Saturday 4 January 2014

Benny's Video [1992]


Haneke continued his fascination with intense urban alienation, utter apathy towards social conventions and pathological tendencies in a contemporary setting with Benny’s Video, his dark, disturbing and highly provocative follow-up to his brilliant debut feature The Seventh Continent, and the second chapter in what is referred to as his ‘Glaciation Trilogy’. Benny (Arno Frisch) is an emotionally isolated, clinically detached and self-obsessed teenager for whom life comprises of television, watching rented violent films and shooting videos for his personal collection, and has a rather cold relationship with his parents – his vocally concerned father (Ulrich Mühe) and his diffident mother (Angela Winkler). When he meets a cute looking girl outside a video store and brings her home, one feels that he’s possibly making his way towards human connect; however, in a gruesome turn of events, he casually kills her with a slaughter gun while recording the proceedings on his camera, and then goes back to life as usual. When he finally reveals the crime to his shocked parents, his father goes into a denial and decides to circumvent the law to help him out, oblivious of what lies in store for them at the chilling climax. Understandably, the film also dealt with the theme of media’s intrusive presence in our lives, which he would explore to even more disorienting effects with Funny Games. The acting was pitch-perfect, while the complete lack of any background score, distancing cinematography, and such uncompromising formal and aesthetic choices, coupled with the punctuating violence – the film begins with the video of a pig being shot – and nihilistic commentaries, made this a stark, intense and an extremely discomfiting viewing experience.








Director: Michael Haneke
Genre: Drama/Psychological Drama
Language: German/English
Country: Austria

2 comments:

Sam Juliano said...

"....with intense urban alienation, utter apathy towards social conventions and pathological tendencies...."

Ha Shubhahit, you leave few crumbs for us here!

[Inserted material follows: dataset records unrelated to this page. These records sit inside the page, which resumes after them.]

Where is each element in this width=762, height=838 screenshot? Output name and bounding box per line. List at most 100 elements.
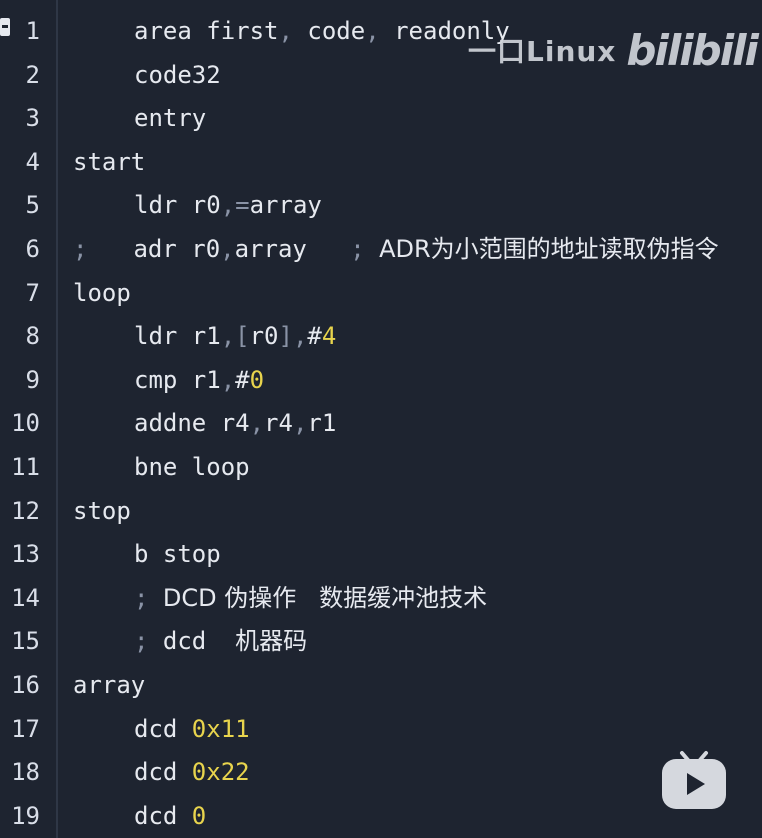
code-token: loop — [73, 278, 131, 307]
code-token: dcd — [134, 758, 192, 787]
punctuation: ], — [278, 322, 308, 351]
code-token: start — [73, 147, 146, 176]
code-token: array — [234, 235, 351, 263]
line-number: 8 — [25, 322, 40, 351]
code-text[interactable]: ; DCD 伪操作 数据缓冲池技术 — [73, 577, 487, 621]
code-text[interactable]: ldr r1,[r0],#4 — [73, 315, 336, 359]
line-number: 10 — [11, 409, 40, 438]
line-number: 12 — [11, 496, 40, 525]
number-literal: 0x11 — [191, 714, 250, 743]
code-line[interactable]: 9 cmp r1,#0 — [0, 359, 762, 403]
line-number: 19 — [11, 801, 40, 830]
code-line[interactable]: 7 loop — [0, 272, 762, 316]
comment-marker: ; — [73, 235, 88, 263]
code-text[interactable]: b stop — [73, 533, 221, 577]
code-token: r4 — [264, 409, 293, 438]
code-token: dcd — [162, 627, 236, 656]
line-number: 7 — [25, 278, 40, 307]
code-token: ldr r1 — [134, 322, 221, 351]
code-text[interactable]: start — [73, 141, 145, 185]
punctuation: , — [365, 17, 380, 45]
code-text[interactable]: stop — [73, 490, 131, 534]
watermark: 一口Linux bilibili — [468, 22, 759, 78]
code-token: adr r0 — [133, 235, 221, 263]
code-line[interactable]: 10 addne r4,r4,r1 — [0, 402, 762, 446]
code-token: cmp r1 — [134, 365, 221, 394]
comment-marker: ; — [134, 627, 163, 656]
code-text[interactable]: entry — [73, 97, 206, 141]
number-literal: 0 — [191, 801, 207, 830]
line-number: 4 — [25, 147, 40, 176]
code-line[interactable]: 16 array — [0, 664, 762, 708]
code-token: area first — [134, 17, 279, 45]
line-number: 16 — [11, 671, 40, 699]
code-token: # — [235, 365, 250, 394]
code-token: r1 — [307, 409, 337, 438]
line-number: 6 — [25, 235, 40, 263]
code-text[interactable]: dcd 0x22 — [73, 751, 250, 795]
punctuation: , — [220, 235, 235, 263]
code-token: dcd — [134, 714, 192, 743]
code-line[interactable]: 14; DCD 伪操作 数据缓冲池技术 — [0, 577, 762, 621]
code-text[interactable]: addne r4,r4,r1 — [73, 402, 336, 446]
number-literal: 0 — [249, 365, 265, 394]
code-token: bne loop — [134, 453, 250, 481]
number-literal: 0x22 — [191, 758, 250, 787]
code-text[interactable]: ; dcd 机器码 — [73, 620, 307, 664]
code-line[interactable]: 3 entry — [0, 97, 762, 141]
code-text[interactable]: area first, code, readonly — [73, 10, 510, 54]
line-number: 11 — [11, 453, 40, 481]
code-token: ldr r0 — [134, 191, 221, 220]
bilibili-logo: bilibili — [626, 25, 759, 75]
code-text[interactable]: array — [73, 664, 145, 708]
punctuation: , — [278, 17, 293, 45]
watermark-text: 一口Linux — [468, 35, 617, 68]
line-number: 17 — [11, 714, 40, 743]
line-number: 14 — [11, 583, 40, 612]
code-token: r0 — [249, 322, 279, 351]
code-line[interactable]: 6; adr r0,array ; ADR为小范围的地址读取伪指令 — [0, 228, 762, 272]
code-line[interactable]: 13 b stop — [0, 533, 762, 577]
punctuation: , — [220, 191, 236, 220]
code-line[interactable]: 15 ; dcd 机器码 — [0, 620, 762, 664]
comment-text: ADR为小范围的地址读取伪指令 — [379, 235, 719, 263]
code-text[interactable]: cmp r1,#0 — [73, 359, 264, 403]
number-literal: 4 — [321, 322, 337, 351]
code-token: array — [249, 191, 322, 220]
code-text[interactable]: ldr r0,=array — [73, 184, 322, 228]
code-line[interactable]: 12 stop — [0, 490, 762, 534]
play-tv-icon[interactable] — [660, 747, 728, 811]
comment-marker: ; — [134, 583, 163, 612]
punctuation: , — [249, 409, 265, 438]
code-text[interactable]: loop — [73, 272, 131, 316]
code-line[interactable]: 17 dcd 0x11 — [0, 708, 762, 752]
code-text[interactable]: ; adr r0,array ; ADR为小范围的地址读取伪指令 — [73, 228, 719, 272]
code-line[interactable]: 19 dcd 0 — [0, 795, 762, 838]
code-text[interactable]: dcd 0x11 — [73, 708, 250, 752]
comment-marker: ; — [350, 235, 380, 263]
code-token: code32 — [134, 60, 221, 89]
line-number: 2 — [25, 60, 40, 89]
code-token: # — [307, 322, 322, 351]
code-line[interactable]: 8 ldr r1,[r0],#4 — [0, 315, 762, 359]
line-number: 18 — [11, 758, 40, 787]
code-token: addne r4 — [134, 409, 250, 438]
code-token: array — [73, 671, 146, 699]
punctuation: ,[ — [220, 322, 250, 351]
code-token: code — [292, 17, 366, 45]
line-number: 5 — [25, 191, 40, 220]
code-line[interactable]: 4 start — [0, 141, 762, 185]
punctuation: , — [292, 409, 308, 438]
comment-text: DCD 伪操作 数据缓冲池技术 — [162, 583, 488, 612]
line-number: 13 — [11, 540, 40, 569]
line-number: 15 — [11, 627, 40, 656]
code-token: stop — [73, 496, 131, 525]
code-line[interactable]: 18 dcd 0x22 — [0, 751, 762, 795]
code-editor[interactable]: 1 area first, code, readonly 2 code32 3 entry… — [0, 0, 762, 838]
line-number: 3 — [25, 104, 40, 133]
code-line[interactable]: 5 ldr r0,=array — [0, 184, 762, 228]
code-text[interactable]: bne loop — [73, 446, 250, 490]
code-text[interactable]: dcd 0 — [73, 795, 206, 838]
code-line[interactable]: 11 bne loop — [0, 446, 762, 490]
code-text[interactable]: code32 — [73, 54, 221, 98]
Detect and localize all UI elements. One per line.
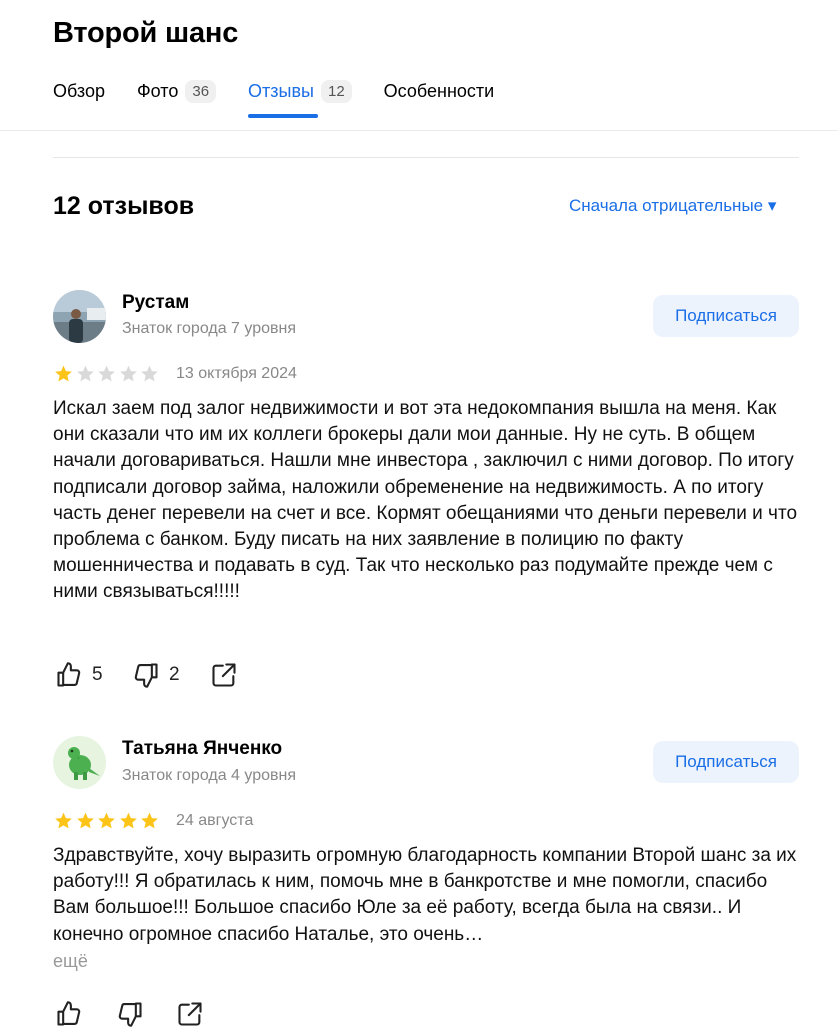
tab-overview-label: Обзор [53,80,105,101]
thumb-down-icon [118,1002,142,1027]
review-date: 13 октября 2024 [176,365,297,382]
review-author-level: Знаток города 7 уровня [122,320,297,337]
subscribe-button[interactable]: Подписаться [653,741,799,783]
review-text: Искал заем под залог недвижимости и вот … [53,398,798,603]
tab-bar: Обзор Фото 36 Отзывы 12 Особенности [53,78,526,118]
review-text: Здравствуйте, хочу выразить огромную бла… [53,845,797,945]
star-filled-icon [55,812,72,829]
star-empty-icon [76,365,94,382]
review-author[interactable]: Рустам [122,292,189,314]
star-filled-icon [141,812,158,829]
page-title: Второй шанс [53,17,239,49]
tab-photo-label: Фото [137,80,179,101]
tab-photo[interactable]: Фото 36 [137,78,217,104]
share-icon [212,663,236,687]
rating-stars [53,364,161,384]
star-empty-icon [141,365,158,382]
like-button[interactable]: 5 [55,661,103,689]
reviews-count-badge: 12 [320,79,352,103]
star-filled-icon [76,812,94,829]
review-author-level: Знаток города 4 уровня [122,767,297,784]
review-date: 24 августа [176,812,254,829]
user-photo-icon [53,290,106,343]
sort-dropdown[interactable]: Сначала отрицательные ▾ [569,196,776,216]
photo-count-badge: 36 [185,79,217,103]
subscribe-button[interactable]: Подписаться [653,295,799,337]
thumb-down-icon [134,663,158,688]
tab-features-label: Особенности [383,80,495,101]
like-count: 5 [92,664,103,685]
dinosaur-avatar-icon [68,747,100,780]
tab-reviews[interactable]: Отзывы 12 [248,78,352,118]
avatar[interactable] [53,736,106,789]
thumb-up-icon [57,1001,81,1026]
dislike-button[interactable] [116,1000,144,1028]
dislike-count: 2 [169,664,180,685]
tab-features[interactable]: Особенности [384,78,495,104]
star-filled-icon [55,365,72,382]
rating-stars [53,811,161,831]
share-button[interactable] [176,1000,204,1028]
star-filled-icon [119,812,137,829]
header-divider [0,130,838,131]
avatar[interactable] [53,290,106,343]
star-empty-icon [98,365,115,382]
tab-reviews-label: Отзывы [248,80,314,101]
thumb-up-icon [57,662,81,687]
section-divider [53,157,799,158]
like-button[interactable] [55,1000,83,1028]
show-more-link[interactable]: ещё [53,951,88,972]
reviews-count-heading: 12 отзывов [53,192,195,220]
share-icon [178,1002,202,1026]
share-button[interactable] [210,661,238,689]
tab-overview[interactable]: Обзор [53,78,105,104]
star-empty-icon [119,365,137,382]
review-author[interactable]: Татьяна Янченко [122,738,282,760]
dislike-button[interactable]: 2 [132,661,180,689]
star-filled-icon [98,812,115,829]
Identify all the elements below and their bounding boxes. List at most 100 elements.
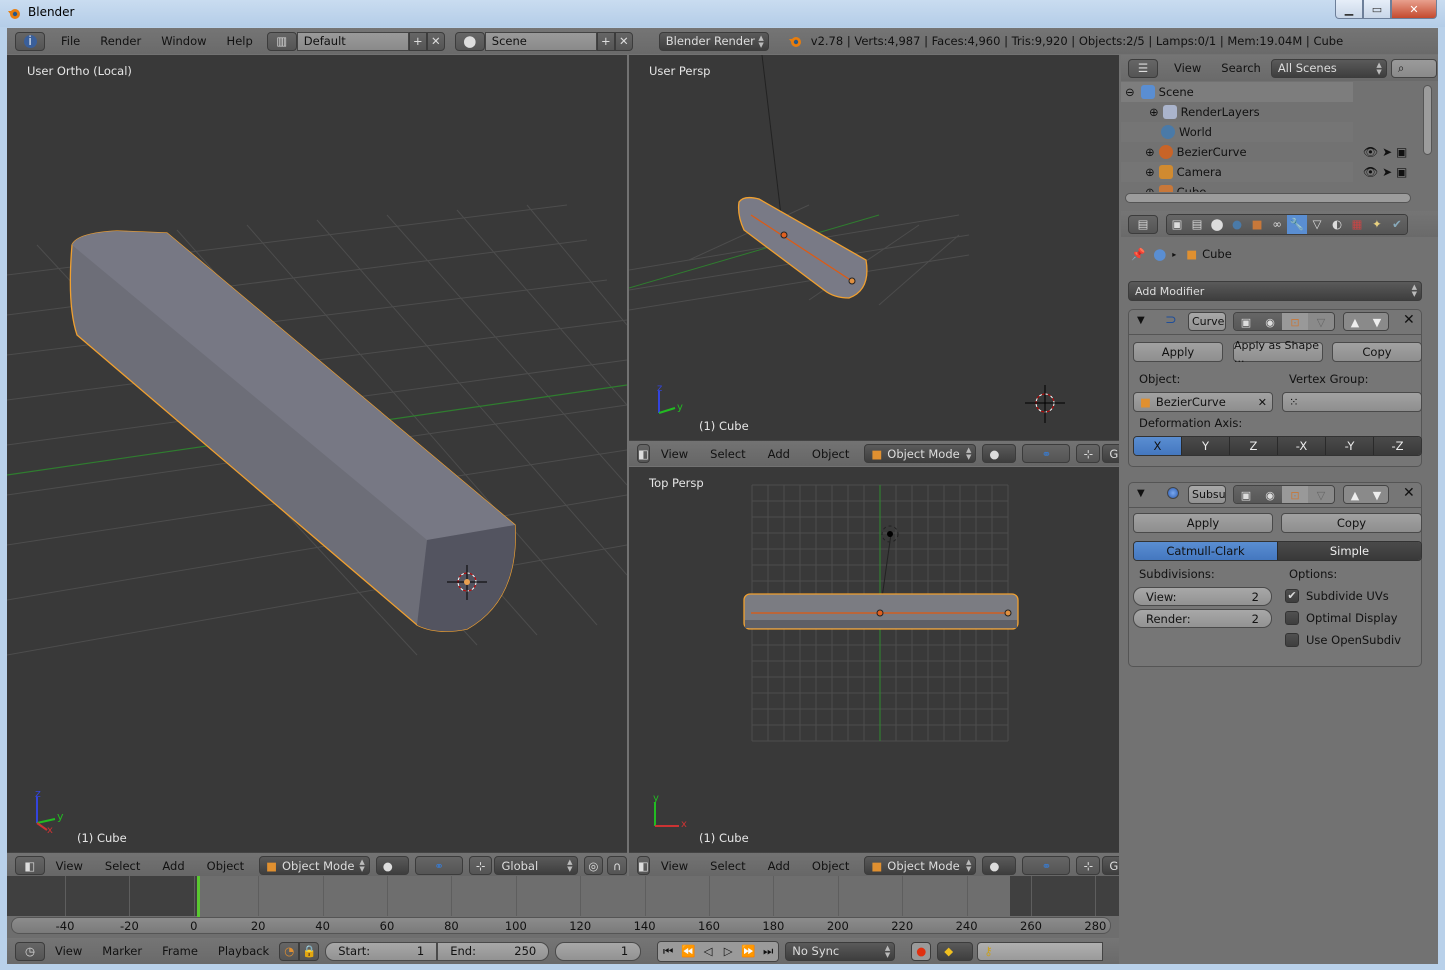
move-down-button[interactable]: ▼ bbox=[1366, 486, 1388, 503]
shading-dropdown[interactable]: ● bbox=[375, 856, 410, 875]
outliner-horizontal-scrollbar[interactable] bbox=[1125, 193, 1411, 203]
scene-name-field[interactable]: Scene bbox=[484, 31, 597, 51]
layout-name-field[interactable]: Default bbox=[296, 31, 409, 51]
menu-view[interactable]: View bbox=[650, 859, 699, 873]
outliner-item-scene[interactable]: ⊖ Scene bbox=[1121, 82, 1353, 102]
outliner-item-camera[interactable]: ⊕ Camera bbox=[1121, 162, 1353, 182]
manipulator-toggle[interactable]: ⊹ bbox=[1076, 856, 1101, 875]
next-keyframe-button[interactable]: ⏩ bbox=[738, 941, 759, 961]
axis-neg-z[interactable]: -Z bbox=[1374, 437, 1421, 455]
apply-button[interactable]: Apply bbox=[1133, 513, 1273, 533]
copy-button[interactable]: Copy bbox=[1332, 342, 1422, 362]
scene-selector-button[interactable]: ⬤ bbox=[454, 31, 485, 51]
shading-dropdown[interactable]: ● bbox=[982, 444, 1017, 463]
menu-select[interactable]: Select bbox=[94, 859, 151, 873]
lock-range-toggle[interactable]: 🔒 bbox=[299, 941, 320, 961]
pivot-dropdown[interactable]: ⚭ bbox=[1022, 444, 1071, 463]
outliner-item-beziercurve[interactable]: ⊕ BezierCurve bbox=[1121, 142, 1353, 162]
editor-type-button[interactable]: ◧ bbox=[637, 856, 650, 875]
mode-dropdown[interactable]: ■ Object Mode ▲ ▼ bbox=[864, 444, 977, 463]
pivot-dropdown[interactable]: ⚭ bbox=[415, 856, 463, 875]
tab-texture[interactable]: ▦ bbox=[1347, 214, 1367, 234]
remove-modifier-icon[interactable]: ✕ bbox=[1403, 485, 1415, 501]
orientation-dropdown[interactable]: Global bbox=[1102, 856, 1119, 875]
move-up-button[interactable]: ▲ bbox=[1344, 486, 1366, 503]
play-reverse-button[interactable]: ◁ bbox=[698, 941, 719, 961]
add-scene-button[interactable]: + bbox=[596, 31, 615, 51]
axis-neg-x[interactable]: -X bbox=[1278, 437, 1326, 455]
remove-modifier-icon[interactable]: ✕ bbox=[1403, 312, 1415, 328]
viewport-toggle[interactable]: ◉ bbox=[1258, 313, 1282, 330]
menu-search[interactable]: Search bbox=[1211, 61, 1271, 75]
menu-select[interactable]: Select bbox=[699, 447, 756, 461]
menu-marker[interactable]: Marker bbox=[92, 944, 152, 958]
close-window-button[interactable]: ✕ bbox=[1391, 0, 1437, 19]
menu-frame[interactable]: Frame bbox=[152, 944, 208, 958]
cage-toggle[interactable]: ▽ bbox=[1308, 313, 1334, 330]
play-button[interactable]: ▷ bbox=[718, 941, 739, 961]
menu-view[interactable]: View bbox=[45, 859, 94, 873]
collapse-triangle-icon[interactable]: ▼ bbox=[1137, 315, 1145, 326]
menu-object[interactable]: Object bbox=[801, 859, 860, 873]
menu-help[interactable]: Help bbox=[217, 34, 263, 48]
select-arrow-icon[interactable]: ➤ bbox=[1382, 165, 1392, 179]
menu-view[interactable]: View bbox=[45, 944, 92, 958]
view-levels-field[interactable]: View: 2 bbox=[1133, 587, 1272, 606]
jump-end-button[interactable]: ⏭ bbox=[758, 941, 779, 961]
menu-select[interactable]: Select bbox=[699, 859, 756, 873]
modifier-name-field[interactable]: Curve bbox=[1188, 312, 1226, 331]
outliner-item-cube[interactable]: ⊕ Cube bbox=[1121, 182, 1353, 192]
render-levels-field[interactable]: Render: 2 bbox=[1133, 609, 1272, 628]
render-toggle[interactable]: ▣ bbox=[1234, 313, 1258, 330]
axis-z[interactable]: Z bbox=[1230, 437, 1278, 455]
optimal-display-checkbox[interactable] bbox=[1285, 611, 1299, 625]
menu-playback[interactable]: Playback bbox=[208, 944, 279, 958]
menu-render[interactable]: Render bbox=[90, 34, 151, 48]
display-mode-dropdown[interactable]: All Scenes ▲ ▼ bbox=[1270, 58, 1387, 78]
tab-data[interactable]: ▽ bbox=[1307, 214, 1327, 234]
menu-add[interactable]: Add bbox=[757, 859, 801, 873]
visibility-eye-icon[interactable]: 👁 bbox=[1363, 165, 1378, 179]
menu-add[interactable]: Add bbox=[757, 447, 801, 461]
menu-window[interactable]: Window bbox=[151, 34, 216, 48]
editor-type-button[interactable]: ◧ bbox=[637, 444, 650, 463]
pivot-dropdown[interactable]: ⚭ bbox=[1022, 856, 1071, 875]
pin-icon[interactable]: 📌 bbox=[1131, 247, 1145, 261]
minimize-button[interactable]: ▁ bbox=[1335, 0, 1363, 19]
proportional-edit-button[interactable]: ◎ bbox=[583, 856, 604, 875]
object-field[interactable]: ■ BezierCurve ✕ bbox=[1133, 392, 1273, 412]
tab-render[interactable]: ▣ bbox=[1167, 214, 1187, 234]
render-camera-icon[interactable]: ▣ bbox=[1396, 165, 1407, 179]
tab-render-layers[interactable]: ▤ bbox=[1187, 214, 1207, 234]
vertex-group-field[interactable]: ⁙ bbox=[1282, 392, 1422, 412]
render-camera-icon[interactable]: ▣ bbox=[1396, 145, 1407, 159]
shading-dropdown[interactable]: ● bbox=[982, 856, 1017, 875]
apply-button[interactable]: Apply bbox=[1133, 342, 1223, 362]
sync-mode-dropdown[interactable]: No Sync ▲ ▼ bbox=[785, 941, 896, 961]
viewport-bottom-right[interactable]: yx Top Persp (1) Cube bbox=[629, 467, 1119, 852]
cage-toggle[interactable]: ▽ bbox=[1308, 486, 1334, 503]
editor-type-button[interactable]: ☰ bbox=[1128, 58, 1158, 78]
maximize-button[interactable]: ▭ bbox=[1363, 0, 1391, 19]
preview-range-toggle[interactable]: ◔ bbox=[279, 941, 300, 961]
editmode-toggle[interactable]: ⊡ bbox=[1282, 313, 1308, 330]
tab-scene[interactable]: ⬤ bbox=[1207, 214, 1227, 234]
editor-type-button[interactable]: ◧ bbox=[15, 856, 45, 875]
visibility-eye-icon[interactable]: 👁 bbox=[1363, 145, 1378, 159]
menu-file[interactable]: File bbox=[51, 34, 90, 48]
timeline-scrollbar[interactable] bbox=[11, 917, 1111, 934]
render-engine-dropdown[interactable]: Blender Render ▲ ▼ bbox=[658, 31, 769, 51]
use-opensubdiv-checkbox[interactable] bbox=[1285, 633, 1299, 647]
type-catmull-clark[interactable]: Catmull-Clark bbox=[1134, 542, 1278, 560]
tab-object[interactable]: ■ bbox=[1247, 214, 1267, 234]
apply-as-shape-button[interactable]: Apply as Shape ... bbox=[1233, 339, 1323, 365]
axis-neg-y[interactable]: -Y bbox=[1326, 437, 1374, 455]
axis-y[interactable]: Y bbox=[1182, 437, 1230, 455]
viewport-toggle[interactable]: ◉ bbox=[1258, 486, 1282, 503]
move-up-button[interactable]: ▲ bbox=[1344, 313, 1366, 330]
collapse-triangle-icon[interactable]: ▼ bbox=[1137, 488, 1145, 499]
orientation-dropdown[interactable]: Global bbox=[1102, 444, 1119, 463]
editor-type-button[interactable]: ▤ bbox=[1128, 214, 1158, 234]
mode-dropdown[interactable]: ■ Object Mode ▲ ▼ bbox=[259, 856, 370, 875]
mode-dropdown[interactable]: ■ Object Mode ▲ ▼ bbox=[864, 856, 977, 875]
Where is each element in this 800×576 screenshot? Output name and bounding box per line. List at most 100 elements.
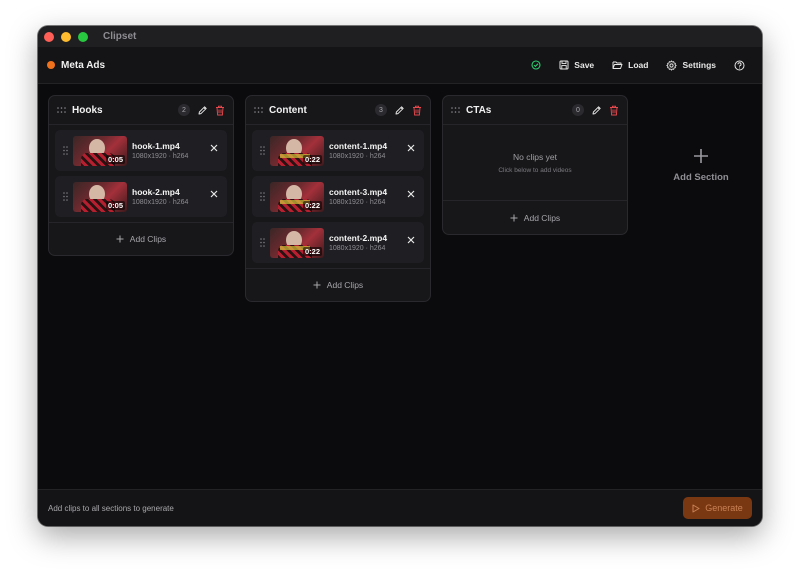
- section-header: Content 3: [246, 96, 430, 125]
- drag-handle-icon[interactable]: [260, 146, 265, 155]
- folder-open-icon: [612, 60, 628, 70]
- clip-item[interactable]: 0:22 content-1.mp4 1080x1920 · h264: [252, 130, 424, 171]
- trash-icon[interactable]: [609, 105, 619, 116]
- close-icon[interactable]: [210, 144, 218, 152]
- section-title: Content: [269, 104, 307, 116]
- save-icon: [559, 60, 574, 70]
- drag-handle-icon[interactable]: [63, 146, 68, 155]
- save-button[interactable]: Save: [559, 60, 594, 70]
- add-clips-button[interactable]: Add Clips: [443, 201, 627, 234]
- clip-thumbnail: 0:22: [270, 135, 324, 166]
- generate-label: Generate: [705, 503, 743, 513]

Yes this is another earlier Haneke that has developed a cult reputation, and is generally mentioned as one of the director's essential works. Yes no music and heightened violence does make for a disturbing though atypical experience in the director's unique cinema.

Great review.

Shubhajit said...

Thanks Sam. This was an intensely disturbing watch with really disturbing commentaries - no wonder Haneke immediately came to be recognized as one of the most important directors of his generation.